Şu bir gerçek ki, en dindar sayılan insanlar bir araya getirilip tanrıya dua etseler duaları kabul olmayacaktır. Ancak bunu da türlü bahanelerle görmezden gelirler. Dünyada yalnız oldukları gerçeğini görmezden gelip, ilahi bir güce sığındıklarını sanarak kendilerini avuturlar. Bu şekilde dünyadaki adaletsizliklere de boyun eğdirilip ilahi güçten yardım beklerler ancak o yardım hiç gelmez.
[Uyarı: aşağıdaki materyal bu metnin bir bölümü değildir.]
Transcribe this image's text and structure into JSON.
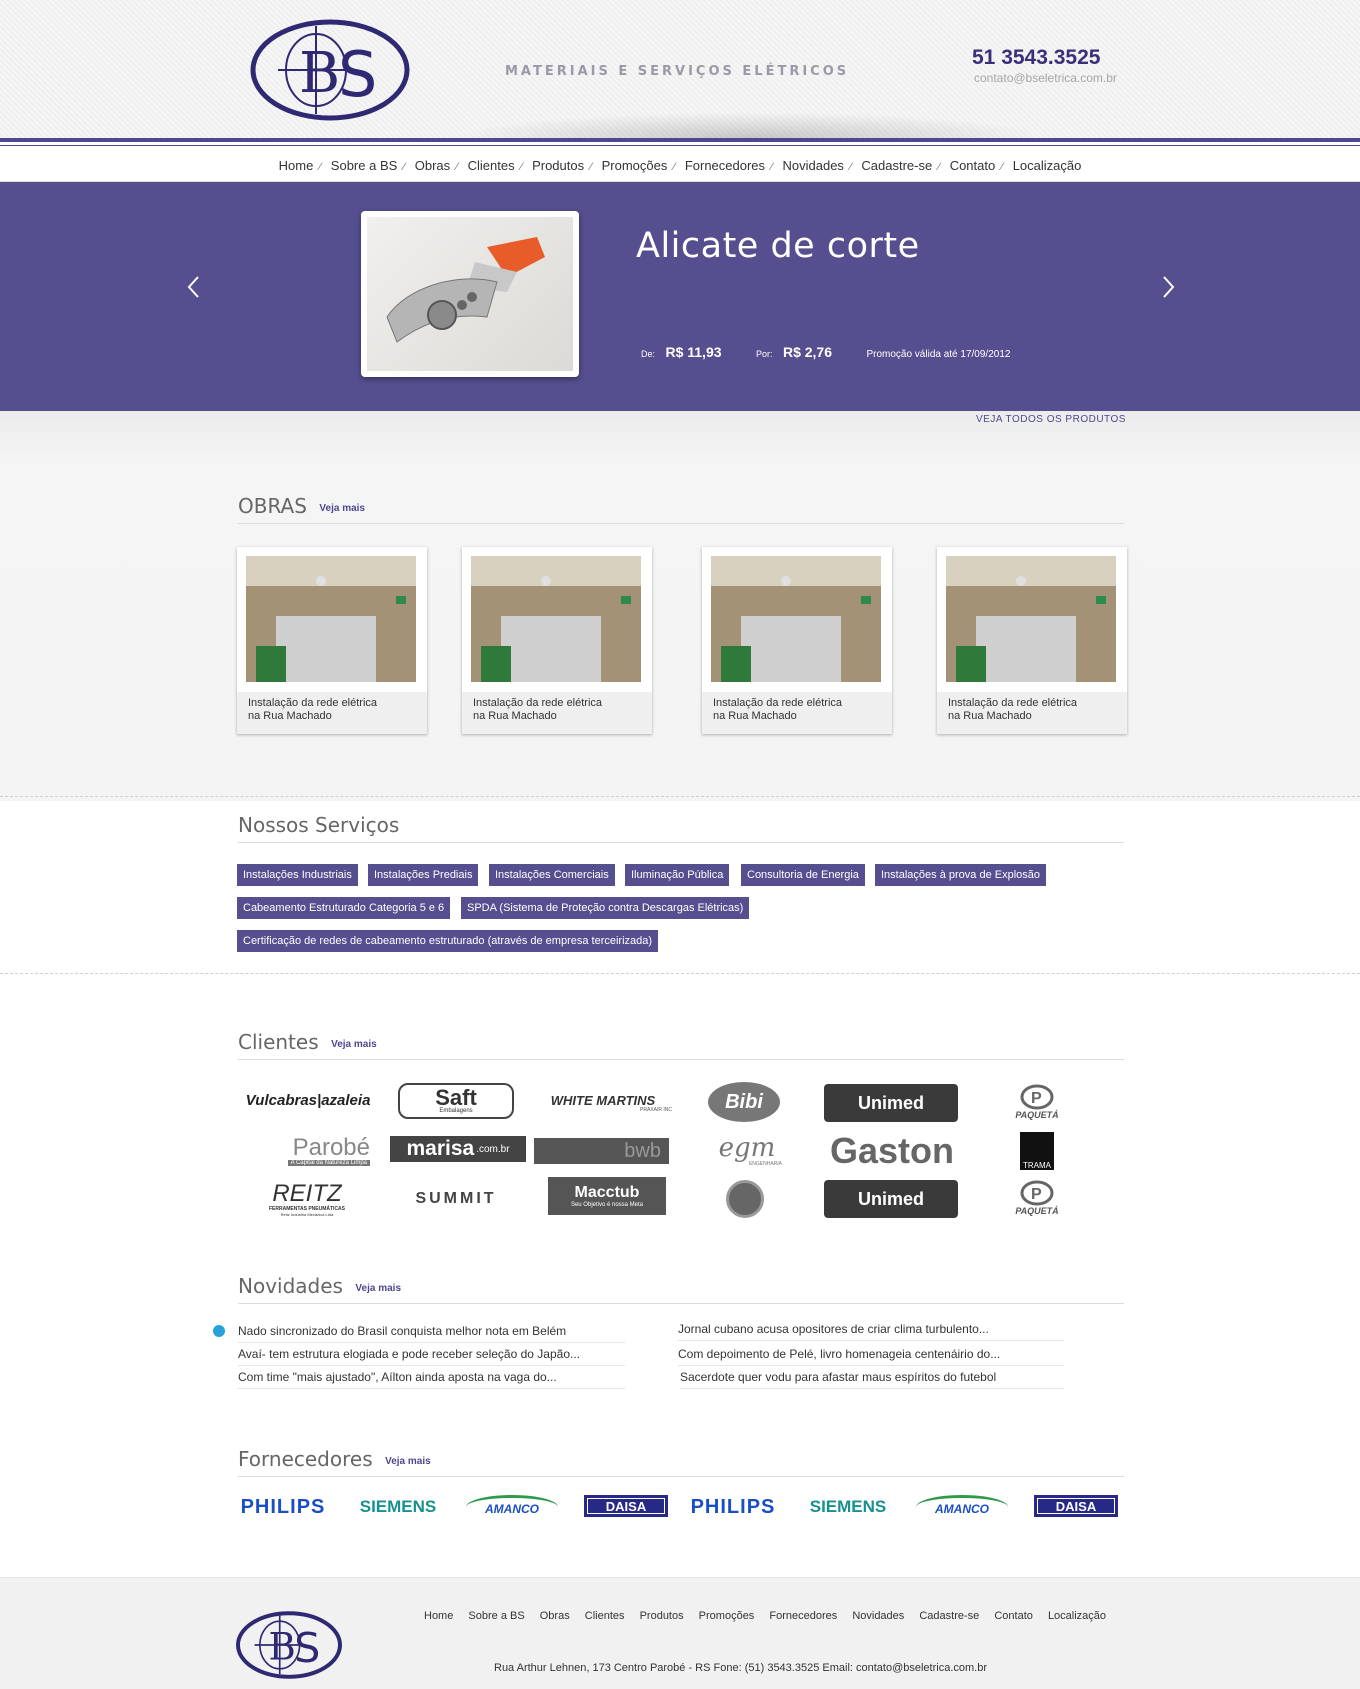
{
  "header": {
    "tagline": "MATERIAIS E SERVIÇOS ELÉTRICOS",
    "phone": "51 3543.3525",
    "email": "contato@bseletrica.com.br"
  },
  "nav": [
    "Home",
    "Sobre a BS",
    "Obras",
    "Clientes",
    "Produtos",
    "Promoções",
    "Fornecedores",
    "Novidades",
    "Cadastre-se",
    "Contato",
    "Localização"
  ],
  "slider": {
    "title": "Alicate de corte",
    "de_label": "De:",
    "de_price": "R$ 11,93",
    "por_label": "Por:",
    "por_price": "R$ 2,76",
    "promo": "Promoção válida até 17/09/2012",
    "see_all": "VEJA TODOS OS PRODUTOS"
  },
  "obras": {
    "title": "OBRAS",
    "more": "Veja mais",
    "cards": [
      {
        "line1": "Instalação da rede elétrica",
        "line2": "na Rua Machado"
      },
      {
        "line1": "Instalação da rede elétrica",
        "line2": "na Rua Machado"
      },
      {
        "line1": "Instalação da rede elétrica",
        "line2": "na Rua Machado"
      },
      {
        "line1": "Instalação da rede elétrica",
        "line2": "na Rua Machado"
      }
    ]
  },
  "servicos": {
    "title": "Nossos Serviços",
    "items": [
      "Instalações Industriais",
      "Instalações Prediais",
      "Instalações Comerciais",
      "Iluminação Pública",
      "Consultoria de Energia",
      "Instalações à prova de Explosão",
      "Cabeamento Estruturado Categoria 5 e 6",
      "SPDA (Sistema de Proteção contra Descargas Elétricas)",
      "Certificação de redes de cabeamento estruturado (através de empresa terceirizada)"
    ]
  },
  "clientes": {
    "title": "Clientes",
    "more": "Veja mais",
    "logos": [
      "Vulcabras|azaleia",
      "Saft",
      "Embalagens",
      "WHITE MARTINS",
      "PRAXAIR INC",
      "Bibi",
      "Unimed",
      "PAQUETÁ",
      "Parobé",
      "A Capital da Natureza Limpa",
      "marisa",
      ".com.br",
      "bwb",
      "egm",
      "ENGENHARIA",
      "Gaston",
      "TRAMA",
      "REITZ",
      "FERRAMENTAS PNEUMÁTICAS",
      "Reitz Indústria Mecânica Ltda",
      "SUMMIT",
      "Macctub",
      "Seu Objetivo é nossa Meta",
      "Unimed",
      "PAQUETÁ"
    ]
  },
  "novidades": {
    "title": "Novidades",
    "more": "Veja mais",
    "left": [
      "Nado sincronizado do Brasil conquista melhor nota em Belém",
      "Avaí- tem estrutura elogiada e pode receber seleção do Japão...",
      "Com time \"mais ajustado\", Aílton ainda aposta na vaga do..."
    ],
    "right": [
      "Jornal cubano acusa opositores de criar clima turbulento...",
      "Com depoimento de Pelé, livro homenageia centenáirio do...",
      "Sacerdote quer vodu para afastar maus espíritos do futebol"
    ]
  },
  "fornecedores": {
    "title": "Fornecedores",
    "more": "Veja mais",
    "logos": [
      "PHILIPS",
      "SIEMENS",
      "AMANCO",
      "DAISA",
      "PHILIPS",
      "SIEMENS",
      "AMANCO",
      "DAISA"
    ]
  },
  "footer": {
    "nav": [
      "Home",
      "Sobre a BS",
      "Obras",
      "Clientes",
      "Produtos",
      "Promoções",
      "Fornecedores",
      "Novidades",
      "Cadastre-se",
      "Contato",
      "Localização"
    ],
    "address": "Rua Arthur Lehnen, 173 Centro Parobé - RS Fone: (51) 3543.3525 Email: contato@bseletrica.com.br"
  },
  "colors": {
    "brand": "#554f90",
    "brand_dark": "#3b2f7a",
    "bullet": "#2aa2d9"
  }
}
Her insanın içinde kötülük gizlidir. Her insan bencildir çünkü dünya hırsına sahiptir. Ne kadar yakın da olsanız, hep iyi de davransanız çıkarınız çatıştığında tüm bunlar unutulur ve yerini çıkar çatışması alır. İnsanın içindeki kötülük o zaman ortaya çıkar. Yalnızca dünya hırsı olmayan bir insan kötülükten uzak kalabilir.
Ne kadar iyiyseniz o kadar ezilirsiniz. Ne kadar severseniz o kişi sizden o kadar uzaklaşır. Ne kadar hayal kurarsanız, beklenti içinde olursanız ve umut beslerseniz o kadar üzülürsünüz. Dünya tüm bu güzelliklerin yaşanması için fazlasıyla kötü ve adaletsiz.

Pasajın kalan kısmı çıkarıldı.